In Japan, concerns about the global economic impact of the coronavirus pandemic pushed sentiment amongst larger manufacturing firms into negative territory, according to the Bank of Japan’s (BoJ)’s Tankan survey of business sentiment. The BoJ slashed its forecast for economic growth in Japan in 2020 from a range of 0.8% to 1.1% to a range of -3% to -5%, and confirmed that inflation is likely to remain well below its 2% target until at least 2022.
Retail sales dropped at an annualised rate of 4.6% during March as shops closed and consumers stopped spending.

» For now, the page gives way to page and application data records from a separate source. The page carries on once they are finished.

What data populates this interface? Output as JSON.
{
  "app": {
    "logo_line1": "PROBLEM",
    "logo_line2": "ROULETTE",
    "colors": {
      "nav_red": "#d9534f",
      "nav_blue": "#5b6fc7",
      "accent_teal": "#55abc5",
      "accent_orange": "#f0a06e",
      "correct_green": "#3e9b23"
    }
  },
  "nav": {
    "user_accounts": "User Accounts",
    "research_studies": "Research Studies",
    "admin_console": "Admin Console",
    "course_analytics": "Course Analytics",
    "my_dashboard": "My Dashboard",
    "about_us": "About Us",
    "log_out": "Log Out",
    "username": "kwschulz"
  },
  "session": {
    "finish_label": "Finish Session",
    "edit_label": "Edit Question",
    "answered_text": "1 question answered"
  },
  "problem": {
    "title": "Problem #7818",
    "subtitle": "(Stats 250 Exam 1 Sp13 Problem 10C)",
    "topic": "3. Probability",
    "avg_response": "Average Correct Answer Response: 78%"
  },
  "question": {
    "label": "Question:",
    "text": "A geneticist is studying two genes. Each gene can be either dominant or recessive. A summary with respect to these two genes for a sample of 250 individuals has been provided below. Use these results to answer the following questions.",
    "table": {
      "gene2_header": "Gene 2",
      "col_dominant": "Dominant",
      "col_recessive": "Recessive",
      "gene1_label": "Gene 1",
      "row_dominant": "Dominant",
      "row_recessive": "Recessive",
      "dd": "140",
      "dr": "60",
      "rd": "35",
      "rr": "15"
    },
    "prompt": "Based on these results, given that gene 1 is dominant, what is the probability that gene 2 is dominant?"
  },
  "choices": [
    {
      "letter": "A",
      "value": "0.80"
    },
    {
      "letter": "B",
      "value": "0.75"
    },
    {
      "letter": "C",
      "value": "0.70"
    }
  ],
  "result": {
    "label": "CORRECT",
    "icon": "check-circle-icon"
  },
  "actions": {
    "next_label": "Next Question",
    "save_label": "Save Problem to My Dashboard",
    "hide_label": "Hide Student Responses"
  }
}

Consumer confidence plummeted and the government warned that Japan’s economy was “getting worse rapidly in an extremely severe situation”. Meanwhile, industrial production declined steeply during March, dropping by 3.7% month on month; inventories rose sharply and shipments fell by 5%. The Nikkei 225 Index rose by 6.7% during April, and the Topix Index climbed by 4.3%, while the TSE Second Section Index posted a monthly increase of 8.1%.
South Korea’s economy contracted by 1.4% quarter on quarter during the first three months of 2020, having expanded by 1.3% over the final quarter of 2019. Private consumption fell by 6.4%. Exports plummeted in April, registering an annualised drop of 24.3% during the month, and imports declined by 15.9%. The Kospi Index rose by 11% in April.
Australia faces its worst contraction in national output since the 1930s, according to the Reserve Bank of Australia (RBA), which expects output to fall by 10% during the first half of 2020. Nevertheless, RBA Governor Philip Lowe believes the economy could stage a strong recovery if lockdown measures are eased in a timely manner. The ASX All Ordinaries Index rose by 9.5% in April.